The poll showed Britons were losing faith in Mr Brown's stewardship of the economy - his strong point until now. Forty-one per cent thought he was doing a good job as finance minister, down from 51 per cent in March. Since then, Mr Brown has delivered a budget that cut income tax but clawed back revenues elsewhere.
Critics accuse Mr Brown of contributing to pension fund shortfalls by removing tax breaks for funds in 1997, a charge Mr Brown and Mr Blair deny.
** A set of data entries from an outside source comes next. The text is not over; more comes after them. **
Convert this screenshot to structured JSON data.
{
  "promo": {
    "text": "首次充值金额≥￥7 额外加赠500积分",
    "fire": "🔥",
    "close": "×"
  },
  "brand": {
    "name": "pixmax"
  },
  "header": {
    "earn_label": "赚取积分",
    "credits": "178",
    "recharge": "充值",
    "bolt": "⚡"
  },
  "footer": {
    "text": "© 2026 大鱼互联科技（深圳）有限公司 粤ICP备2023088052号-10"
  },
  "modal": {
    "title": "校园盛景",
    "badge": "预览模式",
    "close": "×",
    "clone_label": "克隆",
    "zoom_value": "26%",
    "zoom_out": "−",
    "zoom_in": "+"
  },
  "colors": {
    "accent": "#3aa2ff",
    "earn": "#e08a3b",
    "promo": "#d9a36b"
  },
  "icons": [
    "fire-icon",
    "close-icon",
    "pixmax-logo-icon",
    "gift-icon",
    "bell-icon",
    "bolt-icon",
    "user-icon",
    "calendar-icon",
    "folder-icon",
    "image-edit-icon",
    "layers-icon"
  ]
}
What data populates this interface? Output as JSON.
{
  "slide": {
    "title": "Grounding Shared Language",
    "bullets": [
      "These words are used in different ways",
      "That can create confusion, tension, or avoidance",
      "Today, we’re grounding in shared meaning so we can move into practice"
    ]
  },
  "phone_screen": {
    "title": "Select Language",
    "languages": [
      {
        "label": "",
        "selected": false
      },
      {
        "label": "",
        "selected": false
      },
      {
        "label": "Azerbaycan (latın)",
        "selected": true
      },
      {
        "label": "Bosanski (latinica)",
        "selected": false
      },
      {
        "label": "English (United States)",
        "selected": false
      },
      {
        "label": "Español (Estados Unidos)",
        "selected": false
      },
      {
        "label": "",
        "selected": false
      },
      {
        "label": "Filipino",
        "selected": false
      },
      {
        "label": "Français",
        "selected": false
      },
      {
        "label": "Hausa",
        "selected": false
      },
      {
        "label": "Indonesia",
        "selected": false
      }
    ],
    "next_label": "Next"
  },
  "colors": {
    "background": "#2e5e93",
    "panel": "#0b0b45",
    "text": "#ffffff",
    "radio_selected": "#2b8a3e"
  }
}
But opponents have seized on newly released documents showing Mr Brown ignored a warning on the risks.
The poll showed the Conservatives stretching their lead to eight percentage points, up from six a month ago.
The next national election is not likely until 2009 but Labour is expected to do badly in local council elections in May.
The Sunday Telegraphsaid home secretary John Reid was pressing environment secretary David Miliband to challenge for the leadership to stop Mr Brown taking over.
If Mr Miliband refused, Mr Reid himself was prepared to challenge Mr Brown, it said.
Mr Miliband has repeatedly said he has no plans to challenge for the leadership, while Mr Reid has not ruled out standing.
In further bad news for the government, the Observernewspaper said a poll it commissioned had delivered a "damning verdict" on Mr Blair's decade in office.
The poll of more than 2,000 Britons showed people believed the country was a more dangerous, less happy and less pleasant place to live than it was before Mr Blair came to power.
Fifty-eight per cent judged Iraq to be Mr Blair's biggest failure while almost half thought him "out of touch, untrustworthy and overly concerned with spin".